A questão exige a correlação de quadros clínicos complexos com achados de exame físico. A Doença de Crohn se manifesta com sintomas gastrointestinais crônicos e manifestações extraintestinais (aftas, eritema nodoso). Neoplasias de cólon apresentam perda de peso, alteração do hábito intestinal e sinais de metástase. Infecções sistêmicas como endocardite podem cursar com febre, dor abdominal e esplenomegalia.
A capacidade de correlacionar histórias clínicas detalhadas com achados de exame físico é uma habilidade diagnóstica fundamental na medicina, especialmente em casos complexos e na preparação para provas de residência. Cada sintoma e sinal deve ser interpretado no contexto geral do paciente para construir hipóteses diagnósticas sindrômicas e etiológicas. A análise cuidadosa permite diferenciar entre condições com apresentações sobrepostas. Na Doença de Crohn, uma doença inflamatória intestinal crônica, a diarreia com muco e sangue, tenesmo e perda de peso são sintomas gastrointestinais clássicos. A presença de aftas orais e eritema nodoso são manifestações extraintestinais que reforçam o diagnóstico.

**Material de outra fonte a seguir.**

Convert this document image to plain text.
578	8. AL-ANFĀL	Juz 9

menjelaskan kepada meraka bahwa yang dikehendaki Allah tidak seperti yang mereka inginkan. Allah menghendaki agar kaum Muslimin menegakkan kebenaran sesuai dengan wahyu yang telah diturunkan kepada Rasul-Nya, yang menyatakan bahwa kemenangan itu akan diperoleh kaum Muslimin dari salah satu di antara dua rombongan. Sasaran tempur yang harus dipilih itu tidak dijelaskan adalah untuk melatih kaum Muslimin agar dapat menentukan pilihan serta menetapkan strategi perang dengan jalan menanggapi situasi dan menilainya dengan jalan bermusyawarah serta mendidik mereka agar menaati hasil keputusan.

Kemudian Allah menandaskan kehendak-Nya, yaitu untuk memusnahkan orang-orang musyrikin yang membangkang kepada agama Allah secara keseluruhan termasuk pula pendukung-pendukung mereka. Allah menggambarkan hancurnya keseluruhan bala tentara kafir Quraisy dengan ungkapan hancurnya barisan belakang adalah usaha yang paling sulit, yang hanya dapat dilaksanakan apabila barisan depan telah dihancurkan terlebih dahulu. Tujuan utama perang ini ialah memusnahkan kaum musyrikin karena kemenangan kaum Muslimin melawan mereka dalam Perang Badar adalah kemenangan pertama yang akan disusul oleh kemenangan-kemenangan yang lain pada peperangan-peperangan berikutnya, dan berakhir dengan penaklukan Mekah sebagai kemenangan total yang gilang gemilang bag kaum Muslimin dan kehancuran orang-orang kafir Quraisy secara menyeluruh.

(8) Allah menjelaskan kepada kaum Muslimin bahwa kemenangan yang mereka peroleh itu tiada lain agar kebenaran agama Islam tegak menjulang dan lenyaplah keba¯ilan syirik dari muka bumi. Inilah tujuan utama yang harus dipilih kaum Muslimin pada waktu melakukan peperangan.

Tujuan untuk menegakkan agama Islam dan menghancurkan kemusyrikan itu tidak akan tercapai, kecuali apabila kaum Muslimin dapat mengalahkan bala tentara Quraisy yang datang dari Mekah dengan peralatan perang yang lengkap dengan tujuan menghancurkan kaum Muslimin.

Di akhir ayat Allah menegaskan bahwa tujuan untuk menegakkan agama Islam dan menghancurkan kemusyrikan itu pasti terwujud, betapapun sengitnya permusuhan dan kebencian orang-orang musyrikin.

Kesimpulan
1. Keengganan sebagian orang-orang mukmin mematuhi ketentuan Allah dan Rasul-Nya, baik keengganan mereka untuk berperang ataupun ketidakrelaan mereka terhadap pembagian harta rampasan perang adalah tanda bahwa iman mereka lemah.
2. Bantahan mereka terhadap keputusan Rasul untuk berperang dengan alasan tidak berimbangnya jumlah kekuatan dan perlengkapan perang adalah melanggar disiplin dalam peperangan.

Já em neoplasias colorretais, especialmente em idosos, o emagrecimento, a alteração do hábito intestinal com fezes afiladas e a presença de massas abdominais ou nodulações hepáticas (metástases) são indicativos de doença avançada. A endocardite infecciosa, por sua vez, pode se manifestar com febre prolongada, cansaço, sopros cardíacos e fenômenos embólicos que podem afetar o baço, causando dor e esplenomegalia. Para o residente, a prática de integrar informações de diferentes sistemas é crucial. A correlação entre a história de febre prolongada e dor abdominal com um sopro cardíaco e baço doloroso (sugerindo endocardite com embolia), ou a diarreia crônica com lesões cutâneas e orais (Doença de Crohn), ou ainda o emagrecimento e alteração do hábito intestinal com massas abdominais (neoplasia), demonstra um raciocínio clínico apurado. Dominar essa habilidade é essencial para o diagnóstico diferencial e a condução adequada dos pacientes.
A Doença de Crohn pode apresentar manifestações extraintestinais como aftas orais, eritema nodoso, pioderma gangrenoso, artrite, espondilite anquilosante, uveíte e colangite esclerosante primária. A presença dessas lesões sugere uma doença inflamatória sistêmica.
Emagrecimento, alteração do hábito intestinal (obstipação, fezes afiladas), anemia e massas palpáveis no abdômen (sugerindo tumor primário ou metástases, como as hepáticas) são sinais de alerta para neoplasia colorretal avançada.
A endocardite infecciosa pode apresentar febre prolongada, cansaço, perda de apetite, sopros cardíacos novos ou alterados, e fenômenos embólicos que podem causar dor abdominal (infarto esplênico ou renal), lesões cutâneas (nódulos de Osler, lesões de Janeway) e esplenomegalia.